According to the survey, the most common way workers are being bullied is getting blamed for mistakes they didn’t make, followed by not being acknowledged and the use of double standards. You can’t avoid all of this in a virtual office but at least you have a digital paper trail. Here’s the full list:
42% are falsely accused of mistakes
39% are ignored
36% said bosses used different standards/policies toward them than other workers
33% are constantly criticized
31% said someone didn’t perform certain duties, which negatively impacted their work
28% are yelled at by boss in front of coworkers
24% said belittling comments were made about their work during meetings
26% said they are gossiped about
19% said someone stole their credit for work
18% said they were purposely excluded from projects or meetings
15% were picked on for personal attributes
I can see how you’d avoid a lot of this with a virtual office. Again, you have a paper trail that proves who made the mistake. You can’t be yelled at in front of coworkers if you are telecommuting from a virtual office. Coworkers can’t steal your business credit card if you work in a virtual office. You get the idea.

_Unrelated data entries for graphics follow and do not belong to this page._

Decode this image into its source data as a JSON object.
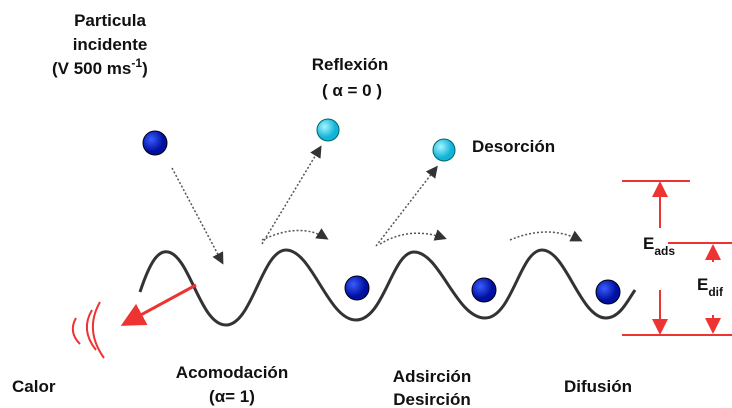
{
  "incident": {
    "line1": "Particula",
    "line2": "incidente",
    "line3": "(V  500 ms",
    "exponent": "-1",
    "close": ")"
  },
  "reflection": {
    "line1": "Reflexión",
    "line2": "( α = 0 )"
  },
  "desorption": "Desorción",
  "energy": {
    "ads_symbol": "E",
    "ads_sub": "ads",
    "dif_symbol": "E",
    "dif_sub": "dif"
  },
  "heat": "Calor",
  "accommodation": {
    "line1": "Acomodación",
    "line2": "(α= 1)"
  },
  "adsorption": {
    "line1": "Adsirción",
    "line2": "Desirción"
  },
  "diffusion": "Difusión"
}
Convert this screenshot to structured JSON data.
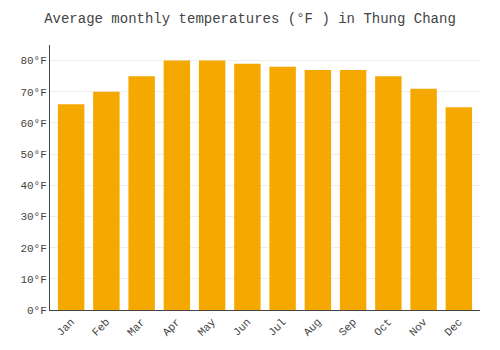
{
  "chart_data": {
    "type": "bar",
    "title": "Average monthly temperatures (°F ) in Thung Chang",
    "categories": [
      "Jan",
      "Feb",
      "Mar",
      "Apr",
      "May",
      "Jun",
      "Jul",
      "Aug",
      "Sep",
      "Oct",
      "Nov",
      "Dec"
    ],
    "values": [
      66,
      70,
      75,
      80,
      80,
      79,
      78,
      77,
      77,
      75,
      71,
      65
    ],
    "color": "#F5A800",
    "ylim": [
      0,
      85
    ],
    "yticks": [
      {
        "value": 0,
        "label": "0°F"
      },
      {
        "value": 10,
        "label": "10°F"
      },
      {
        "value": 20,
        "label": "20°F"
      },
      {
        "value": 30,
        "label": "30°F"
      },
      {
        "value": 40,
        "label": "40°F"
      },
      {
        "value": 50,
        "label": "50°F"
      },
      {
        "value": 60,
        "label": "60°F"
      },
      {
        "value": 70,
        "label": "70°F"
      },
      {
        "value": 80,
        "label": "80°F"
      }
    ],
    "grid": true
  }
}
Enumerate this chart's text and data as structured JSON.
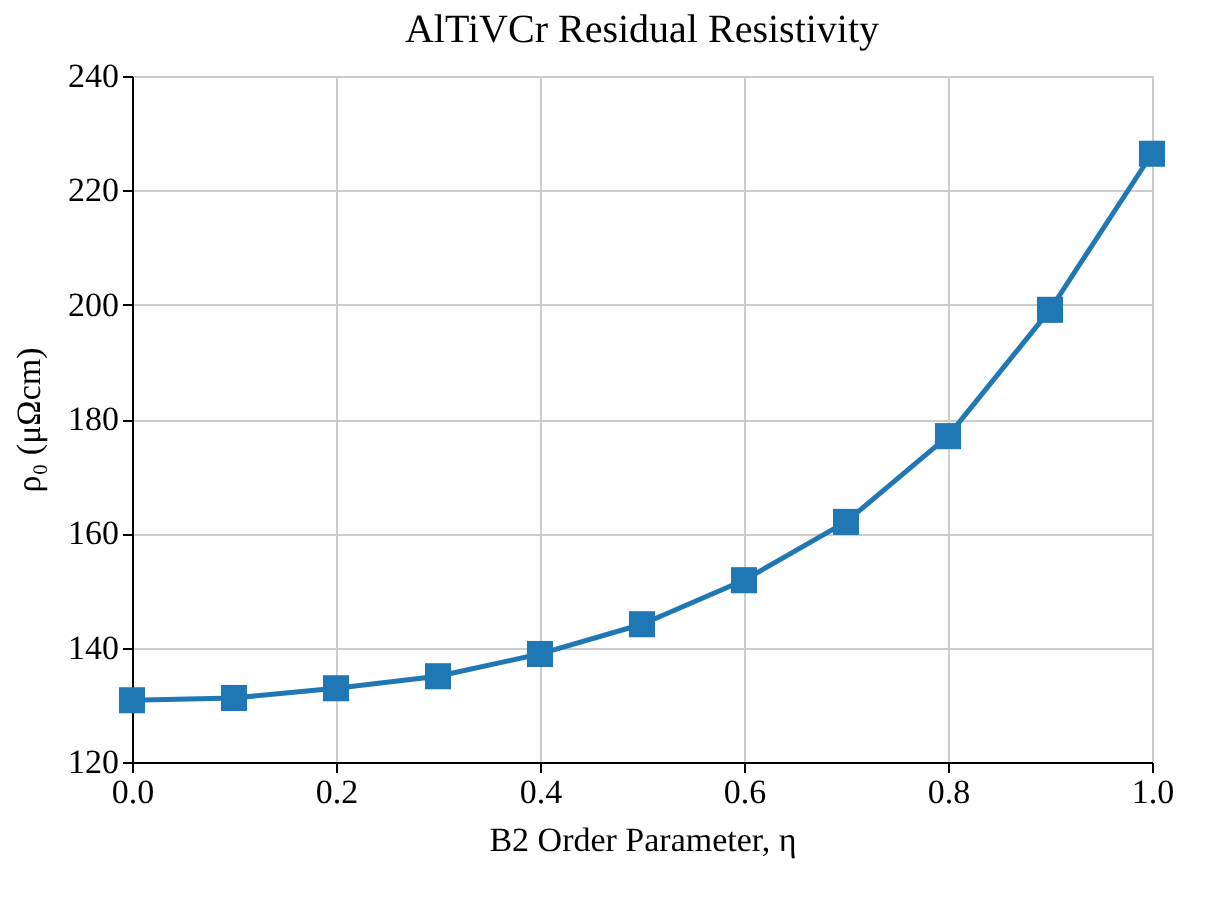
{
  "chart_data": {
    "type": "line",
    "title": "AlTiVCr Residual Resistivity",
    "xlabel": "B2 Order Parameter, η",
    "ylabel": "ρ₀ (μΩcm)",
    "x": [
      0.0,
      0.1,
      0.2,
      0.3,
      0.4,
      0.5,
      0.6,
      0.7,
      0.8,
      0.9,
      1.0
    ],
    "series": [
      {
        "color": "#1f77b4",
        "values": [
          130.8,
          131.2,
          132.9,
          135.0,
          138.9,
          144.1,
          151.8,
          162.0,
          177.0,
          199.1,
          226.4
        ]
      }
    ],
    "xlim": [
      0.0,
      1.0
    ],
    "ylim": [
      120,
      240
    ],
    "xticks": [
      {
        "value": 0.0,
        "label": "0.0"
      },
      {
        "value": 0.2,
        "label": "0.2"
      },
      {
        "value": 0.4,
        "label": "0.4"
      },
      {
        "value": 0.6,
        "label": "0.6"
      },
      {
        "value": 0.8,
        "label": "0.8"
      },
      {
        "value": 1.0,
        "label": "1.0"
      }
    ],
    "yticks": [
      120,
      140,
      160,
      180,
      200,
      220,
      240
    ],
    "grid": true,
    "marker": "square",
    "line_style": "solid"
  }
}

Still, office bullying is a very real problem.
Twenty-seven percent of workers who felt bullied reported it to their Human Resources department. Of these workers, 43 percent reported that action was taken while 57 percent said nothing was done.
If you’re feeling bullied in the workplace—whether you work in a virtual office or not—CareerBuilder offers the following tips:
Keep record of all incidents of bullying, documenting places, times, what happened and who was present.
Consider talking to the bully, providing examples of how you felt treated unfairly. Chances are the bully may not be aware that he/she is making you feel this way.
Always focus on resolution. When sharing examples with the bully or a company authority, center the discussions around how to make the working situation better or how things could be handled differently.